4.03.2011

I get sick of things we think we think we know.

I refuse to believe it isn't.
It's just harder for some to find than others.
And it always seems to slip away from those who are actually looking..
For some reason, I have this ridiculous dream of having the perfect boyfriend. My perfect boyfriend. Like guy-I'll-marry status.
Maybe I'm just setting my expectations to high... But, if you knew,, if you only knew how boys treat(ed) me, you'd understand why.
I don't even mean to,, it's generally subconscious.

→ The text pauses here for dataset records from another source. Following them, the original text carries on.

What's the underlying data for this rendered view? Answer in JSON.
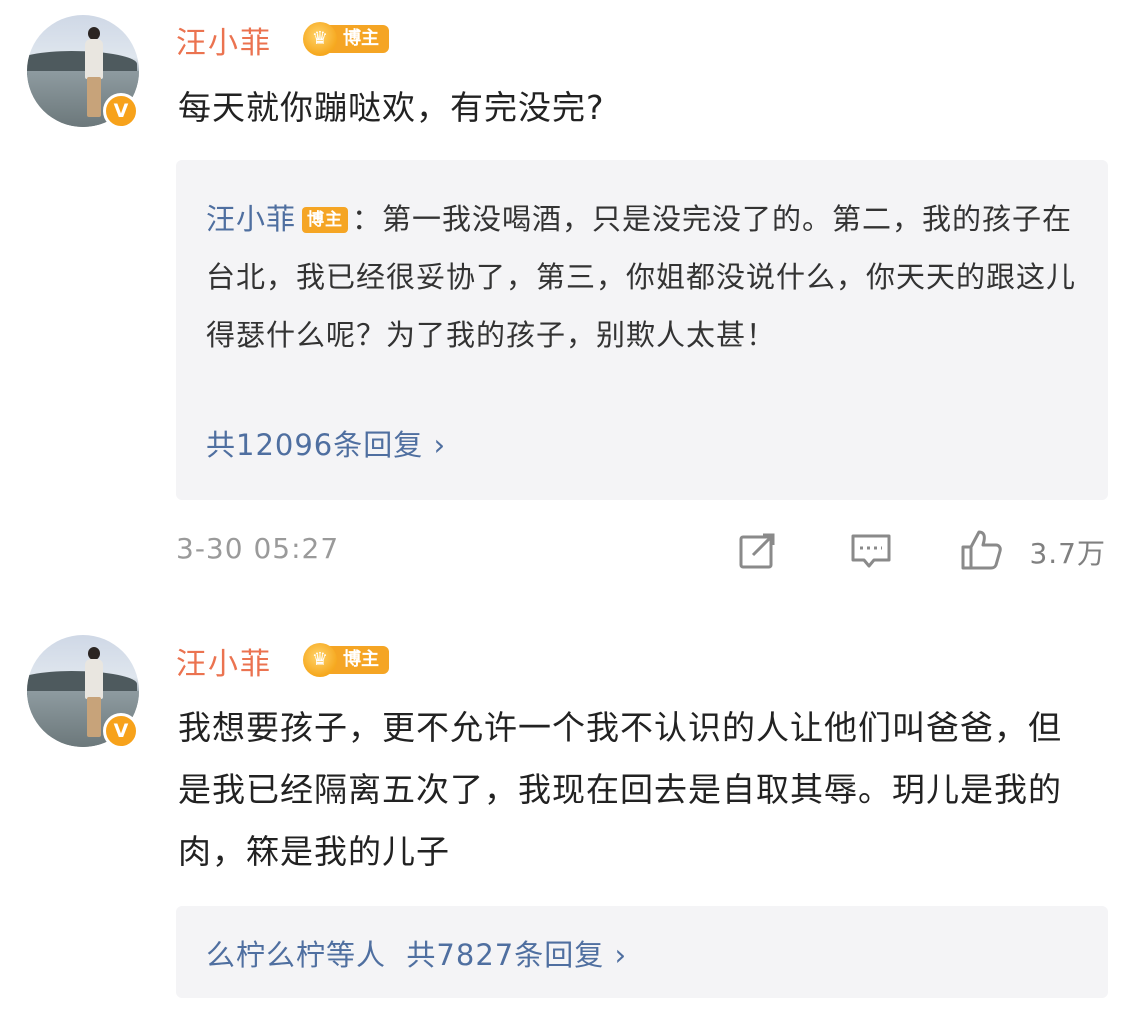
{
  "comments": [
    {
      "author": "汪小菲",
      "author_tag": "博主",
      "verified_icon": "v-verified-badge",
      "text": "每天就你蹦哒欢，有完没完?",
      "reply": {
        "author": "汪小菲",
        "author_tag": "博主",
        "separator": "：",
        "text": "第一我没喝酒，只是没完没了的。第二，我的孩子在台北，我已经很妥协了，第三，你姐都没说什么，你天天的跟这儿得瑟什么呢？为了我的孩子，别欺人太甚！",
        "count_text": "共12096条回复 ›"
      },
      "timestamp": "3-30 05:27",
      "actions": {
        "share_icon": "share-icon",
        "comment_icon": "comment-icon",
        "like_icon": "thumbs-up-icon",
        "like_count": "3.7万"
      }
    },
    {
      "author": "汪小菲",
      "author_tag": "博主",
      "verified_icon": "v-verified-badge",
      "text": "我想要孩子，更不允许一个我不认识的人让他们叫爸爸，但是我已经隔离五次了，我现在回去是自取其辱。玥儿是我的肉，箖是我的儿子",
      "reply": {
        "count_text": "么柠么柠等人  共7827条回复 ›"
      }
    }
  ],
  "colors": {
    "author_name": "#eb7350",
    "reply_link": "#4f6fa0",
    "tag_bg": "#f5a524",
    "reply_bg": "#f4f4f6",
    "meta_text": "#9a9a9a"
  }
}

I want him to surprise me with my favorite ice cream on a Sunday night, because I hate those days.
I would make him his favorite dinner and take it to him and serve it to him all professional-like... just for fun :)
He would let me take pictures of him all the time.
We would hold hands in front of people.
This is my most favorite picture. ever.
He wouldn't really care that I am absolutely absurd sometimes.
I would kidnap him at 4 in the morning so that we could go find someplace awesome to watch the sunrise.
He would make me go running with him, and keep pace with my pathetic slow-ness.
We'd pretend to be awkward.. Kay maybe not pretend.
I would let him meet my parents... which is actually something I dread.
He would be so cool that my parents would actually approve.
(Which would be a miracle)
He would know that sometimes, I need to be alone.
My friends would hang out with him, rather than me on occasion.
We would play video games together.
I would make him go hiking with me.
We would be friends with benefits, untraditionally.
We might even go as far as cuddling.
He would take me on dates to the playground, and we would push each other on the swings.

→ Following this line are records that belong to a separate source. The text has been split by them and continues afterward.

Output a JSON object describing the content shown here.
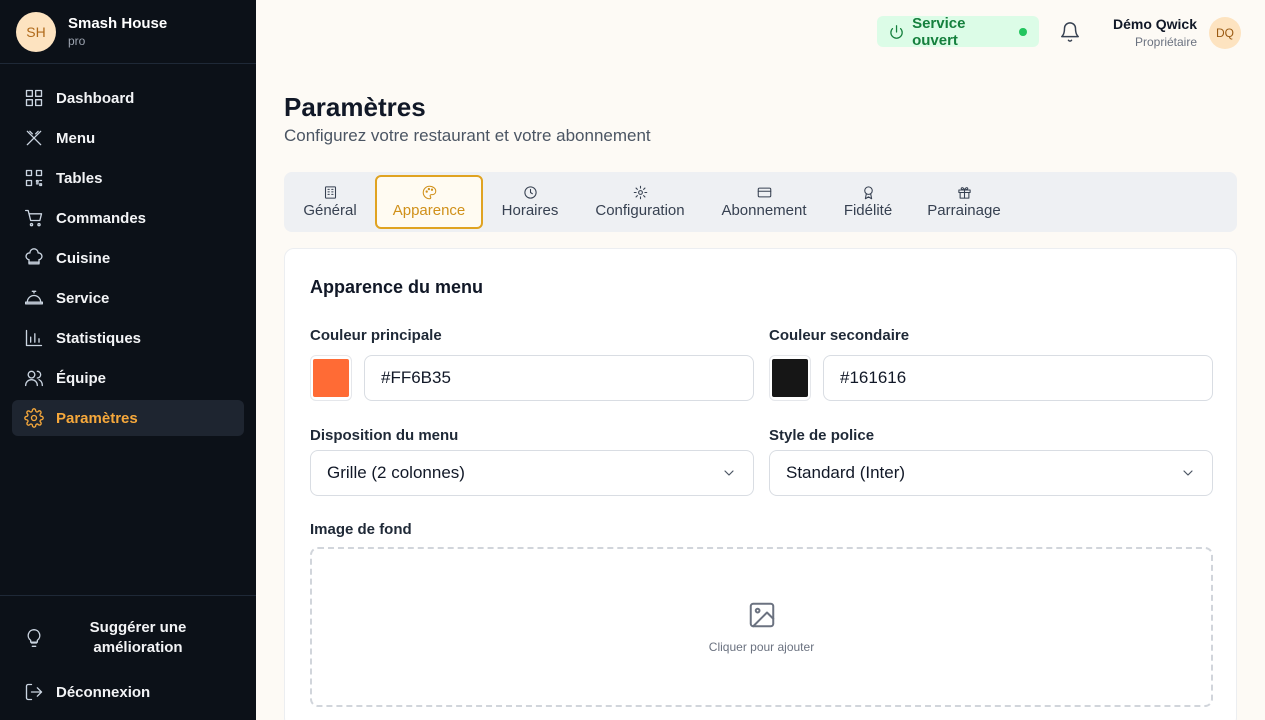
{
  "sidebar": {
    "brand": {
      "initials": "SH",
      "name": "Smash House",
      "plan": "pro"
    },
    "items": [
      {
        "label": "Dashboard",
        "icon": "dashboard-icon"
      },
      {
        "label": "Menu",
        "icon": "utensils-icon"
      },
      {
        "label": "Tables",
        "icon": "qr-code-icon"
      },
      {
        "label": "Commandes",
        "icon": "cart-icon"
      },
      {
        "label": "Cuisine",
        "icon": "chef-hat-icon"
      },
      {
        "label": "Service",
        "icon": "bell-service-icon"
      },
      {
        "label": "Statistiques",
        "icon": "chart-icon"
      },
      {
        "label": "Équipe",
        "icon": "users-icon"
      },
      {
        "label": "Paramètres",
        "icon": "gear-icon",
        "active": true
      }
    ],
    "suggest_label": "Suggérer une amélioration",
    "logout_label": "Déconnexion"
  },
  "header": {
    "service_status": "Service ouvert",
    "user": {
      "name": "Démo Qwick",
      "role": "Propriétaire",
      "initials": "DQ"
    }
  },
  "page": {
    "title": "Paramètres",
    "subtitle": "Configurez votre restaurant et votre abonnement"
  },
  "tabs": [
    {
      "label": "Général",
      "icon": "building-icon"
    },
    {
      "label": "Apparence",
      "icon": "palette-icon",
      "active": true
    },
    {
      "label": "Horaires",
      "icon": "clock-icon"
    },
    {
      "label": "Configuration",
      "icon": "gear-icon"
    },
    {
      "label": "Abonnement",
      "icon": "credit-card-icon"
    },
    {
      "label": "Fidélité",
      "icon": "award-icon"
    },
    {
      "label": "Parrainage",
      "icon": "gift-icon"
    }
  ],
  "appearance": {
    "section_title": "Apparence du menu",
    "primary_color": {
      "label": "Couleur principale",
      "value": "#FF6B35"
    },
    "secondary_color": {
      "label": "Couleur secondaire",
      "value": "#161616"
    },
    "layout": {
      "label": "Disposition du menu",
      "value": "Grille (2 colonnes)"
    },
    "font_style": {
      "label": "Style de police",
      "value": "Standard (Inter)"
    },
    "background_image": {
      "label": "Image de fond",
      "placeholder": "Cliquer pour ajouter"
    }
  },
  "colors": {
    "accent": "#F6A83B",
    "sidebar_bg": "#0C1118",
    "service_green": "#15803D"
  }
}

I wouldn't get mad at him for awkwardly being "couply" with me.
We would be obnoxious around children.
I would make him let me wear his clothes.
He would attempt to make me a cake on my birthday.
I would attempt to buy him a gift that he actually wanted for his birthday..

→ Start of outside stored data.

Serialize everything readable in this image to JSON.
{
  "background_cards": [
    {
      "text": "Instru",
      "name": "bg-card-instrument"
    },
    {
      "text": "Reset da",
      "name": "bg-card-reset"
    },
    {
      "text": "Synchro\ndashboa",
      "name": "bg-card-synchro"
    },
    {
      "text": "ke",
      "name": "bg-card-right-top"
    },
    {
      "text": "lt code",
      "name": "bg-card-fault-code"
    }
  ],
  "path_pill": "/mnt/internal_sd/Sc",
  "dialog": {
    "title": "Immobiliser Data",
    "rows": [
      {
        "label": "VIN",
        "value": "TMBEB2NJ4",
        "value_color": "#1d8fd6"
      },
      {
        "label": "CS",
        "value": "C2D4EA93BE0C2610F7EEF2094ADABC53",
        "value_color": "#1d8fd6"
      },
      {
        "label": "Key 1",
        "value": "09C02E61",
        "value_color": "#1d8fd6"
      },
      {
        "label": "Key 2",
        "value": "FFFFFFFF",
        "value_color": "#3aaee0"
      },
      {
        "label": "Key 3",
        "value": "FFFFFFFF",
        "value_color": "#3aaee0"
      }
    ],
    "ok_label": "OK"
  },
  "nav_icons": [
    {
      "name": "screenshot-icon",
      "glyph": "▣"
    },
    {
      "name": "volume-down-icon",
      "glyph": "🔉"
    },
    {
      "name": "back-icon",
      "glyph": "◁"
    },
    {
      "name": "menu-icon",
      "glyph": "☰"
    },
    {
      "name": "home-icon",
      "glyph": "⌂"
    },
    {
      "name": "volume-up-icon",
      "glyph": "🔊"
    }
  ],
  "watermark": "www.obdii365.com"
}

So I pretend that I'm not female sometimes..
Other times I can't ignore it.
I'm a hopeless romantic.
I crave affection.
I want someone who will be my best friend, the way my best friends already are.
I might be asking a lot..
But I don't think I can settle for much less.

I. Am. Not. An. Object.

3 comments:

  1. hahahaha i hope a certain someone read this me dear...and i love you, and it will happen. If it doesn't happen for you then there is no such thing as love.

    ReplyDelete
  2. totally and completely agree.
    Keep being you and the right guy will come along.
    I love you :)

    ReplyDelete
  3. Cami:
    :)
    I love. this post.
    I hope you find it (this boy)
    Please blog about it when you do?
    Or at least tell me the whole story in perfect detail.
    You are wonderful, and so is your blog.